U.S. faces mounting deficits and debt, a challenge for the Fed and its chairman
Editor:
Rather wade into the battles about who is ignorant about what, today I write about the math of our current economic problems and the upcoming Fed Chairman. Gold was soaring but fell dramatically as soon as Trump announced next the Fed Chair, Kevin Warsh, whose term starts in May.
Meanwhile we all know that other countries are entering into trade deals to circumvent doing business with the United States. They want to avoid the drag on their exports tariffs cause and the inherent instability tariffs introduce to their economies.
Households can balance their budgets at zero income versus bills. Governments deal with layoffs, firings, firings, building, emergencies, currency fluctuations, sales fluctuations, internal debt, external debt, borrowing, interest rates, exports, imports, trade balance and resultant adjustments. A fundamental accounting identity is that the sum of the Current Account, the Capital Account, and the Financial Account must be equal similarly be zero.
When the United States runs a Current Account Deficit (importing more than we export) in order to balance our accounts globally at zero (the Capital Account is negligible) the excess dollars we spend abroad must come back in the form of investment.
Other countries have been buying our debt which lets us afford our deficits.
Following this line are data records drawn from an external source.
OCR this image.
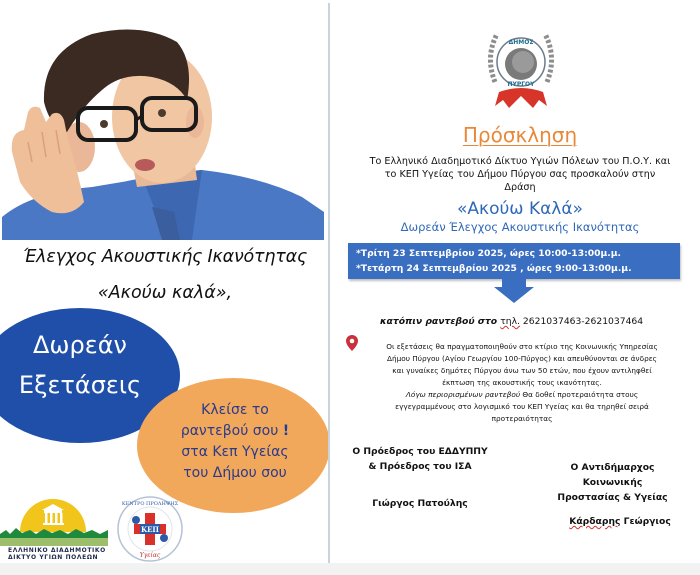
Έλεγχος Ακουστικής Ικανότητας
«Ακούω καλά»,
Δωρεάν
Εξετάσεις
Κλείσε το
ραντεβού σου !
στα Κεπ Υγείας
του Δήμου σου
ΕΛΛΗΝΙΚΟ ΔΙΑΔΗΜΟΤΙΚΟ
ΔΙΚΤΥΟ ΥΓΙΩΝ ΠΟΛΕΩΝ
ΚΕΠ
Υγείας
ΚΕΝΤΡΟ ΠΡΟΛΗΨΗΣ
ΔΗΜΟΣ
ΠΥΡΓΟΥ
Πρόσκληση
Το Ελληνικό Διαδημοτικό Δίκτυο Υγιών Πόλεων του Π.Ο.Υ. και
το ΚΕΠ Υγείας του Δήμου Πύργου σας προσκαλούν στην
Δράση
«Ακούω Καλά»
Δωρεάν Έλεγχος Ακουστικής Ικανότητας
*Τρίτη 23 Σεπτεμβρίου 2025, ώρες 10:00-13:00μ.μ.
*Τετάρτη 24 Σεπτεμβρίου 2025 , ώρες 9:00-13:00μ.μ.
κατόπιν ραντεβού στο τηλ. 2621037463-2621037464
Οι εξετάσεις θα πραγματοποιηθούν στο κτίριο της Κοινωνικής Υπηρεσίας
Δήμου Πύργου (Αγίου Γεωργίου 100-Πύργος) και απευθύνονται σε άνδρες
και γυναίκες δημότες Πύργου άνω των 50 ετών, που έχουν αντιληφθεί
έκπτωση της ακουστικής τους ικανότητας.
Λόγω περιορισμένων ραντεβού Θα δοθεί προτεραιότητα στους
εγγεγραμμένους στο λογισμικό του ΚΕΠ Υγείας και θα τηρηθεί σειρά
προτεραιότητας
Ο Πρόεδρος του ΕΔΔΥΠΠΥ
& Πρόεδρος του ΙΣΑ
Γιώργος Πατούλης
Ο Αντιδήμαρχος Κοινωνικής
Προστασίας & Υγείας
Κάρδαρης Γεώργιος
The raw numbers are that our federal budget deficit of $1.8 trillion is mechanically financed by a current account deficit of $1.1 trillion. Our trade deficit provides the foreign savings to bridge our deficit gap.
When other countries trade elsewhere we face a serious issue! Will they continue to finance our debt and keep our balance close to zero or will we, the country which is losing their trade, spin off into a crash. And if we are forced to raise interest rates to attract foreign investment to avoid that crash how many jobs will it cost if the job market is down and in need of lower rates?
Keep in mind that to the extent Congress does not fund job growth or pay government debt the rates the Fed sets fulfill three functions. It always pays our debt, can lower them to create a stimulus for job growth, and can raise them to put a damper on inflation.
If debt service means high rates to attract investors the Fed’s flexibility on the latter two suffer. Right now rates are being kept up as we are in an era which has a glut of national debt and the speed at which dollar inflows will drop due to reconfiguration of international trade is uncertain.
Importantly as trade shifts other counties still have to balance their accounts. As unlikely as it seems if rates are not high enough to service our debts the result would be temporary insolvency and mayhem to cover it.
(The alternatives are we could have a tax raise on the top 5% to let government invest in job production, sales of goods and services abroad to keep things in balance – supply side tax cuts have always made our account balance worse – or the raise in interest rates.)
Now for the strange part! Two Fed Governors just voted to lower rates and follow the Presidents urgings. One is the new nominee, Kevin Warsh.
On the one hand Trump thinks, and Warsh voted for, lower rates and a weaker dollar on the premise that sufficient inflows will continue as long as the dollar is used for trade. But on the other hand in 2008 Warsh (who holds to Chicago School theories of money) voted to increase rates and bail banks out to the detriment of consumers with TARP which he helped design. He believes in printing less money, keeping the dollar high, by letting interest rates rise. Looking at his history investors immediately dropped Gold thinking he will raise rates.
The thinking before his appointment was that gold was a solid way to protect each investor’s saving inasmuch as this government will not reverse its huge tax cuts and wildly increased deficits. The gold spurt was a hedge on a recession, depression, or even temporary insolvency as foreign support fled.
So Trump thinks the new Chairman will do what he wants. But investors think the new Chairman will follow the math and adhere to immutable relationships of what it takes to balance our accounts.
(Perhaps Trump and Walsh are thinking there is time to slip in a temporary rate cut for a pick up around the midterms. But already even enemies like China are shifting out of Treasuries. That risks a larger recession.)
What I can say with some certainty is that if our pocket books do not feel a lot better soon, in a year or so they will feel much worse no matter which way rates go. Our debts and deficit need to be financed. Now even our enemies, like China, are shifting out of Treasuries. Warsh was a strange pick in stranger times.